Божественный

Владимир Бабошин
Смотрю я в зеркало и вижу бога,
Искрой божественною выстлана дорога.
И к свету из бассейна темных вод
Выйдет затворник одичалый, полубог.
И все, что было раньше, все уйдет.
И не страшит меня безумья гнет.
Я аутсайдер, что перепрыгнул ров,
И не осталось ничего человеческого,
В пропасть шагнув бесконечную,
Я страх свой перед бездной превозмог.
Выхожу из пещеры, на камне стою.
Вдыхаю воздух ночной. Цикады поют.
Череп мой обрит и обнажен,
Я подставил ветру свой лик, я вознесен.
Тени танцуют вокруг, и обвивая,
Золотым сияньем меня окружают.
А там, на равнине, великая армия
Стоит внизу и ждет, когда чудо свершится.
И бесконечна пустыня, как одиночество мое.

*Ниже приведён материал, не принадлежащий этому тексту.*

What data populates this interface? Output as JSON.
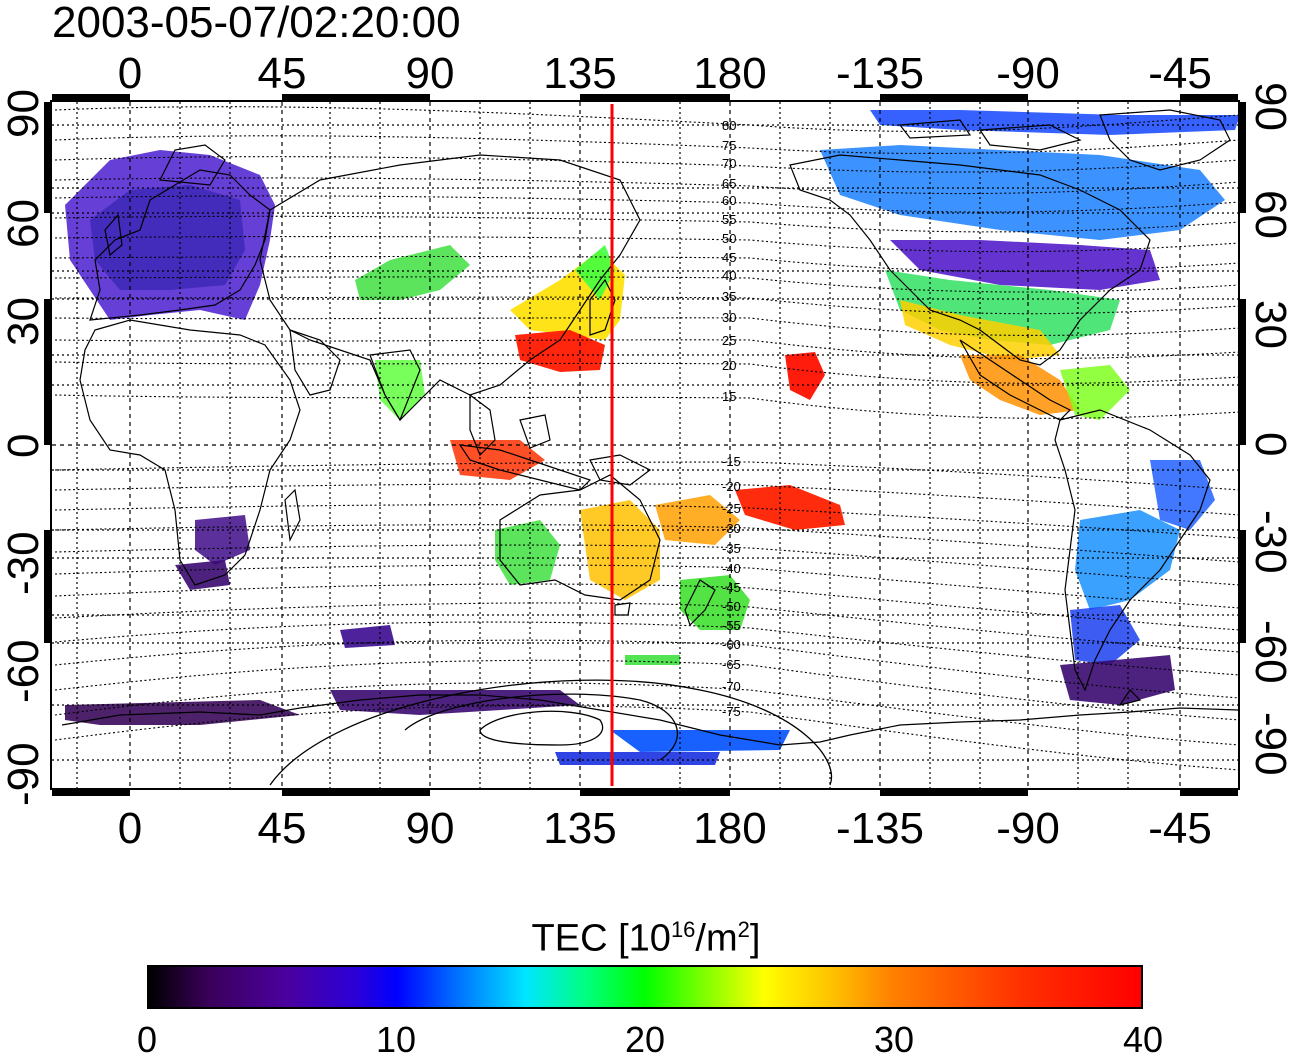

И бесконечны пески бесконечного моря.
Где бьются стихии, на его просторах.
И топит по-прежнему персов гневное море,
Что я хлыстами так щедро иссек.
Но персы идут, моей покорные воле.
И скоро лавина Элладу сомнет,
И выйду я к бескрайнему морю,
Откуда с брега буду на звезды смотреть.
Но впереди я вижу смерть и дальнюю дорогу,
Одолевают меня сомненья и тревога.
Вьются вокруг, пролетают тени.
И хор нестройный их голосов
Шепчет, взывает ко мне и поет:
Ксеркс, Ксеркс, будь осторожен.
И задумчив царь царей в пустыне своей,
Где застывшая вечность до горизонта.
Где в полете застревают стрелы,
Ибо мертв и недвижен там воздух.
И на краю все дрожит и мелькает мираж,
Как тучи стрел заслоняют солнце,
А в тени сражались спартанцы.
Где бежит ко мне в бронзовом шлеме
Их греческий царь, потомок Геракла.
И летит копье Леонида,
Летит, разрывая реальность.
И рвется кожа ветхою планидой.
Оставляя рану на теле бессмертного.
И это невозможно. И я впервые встревожен.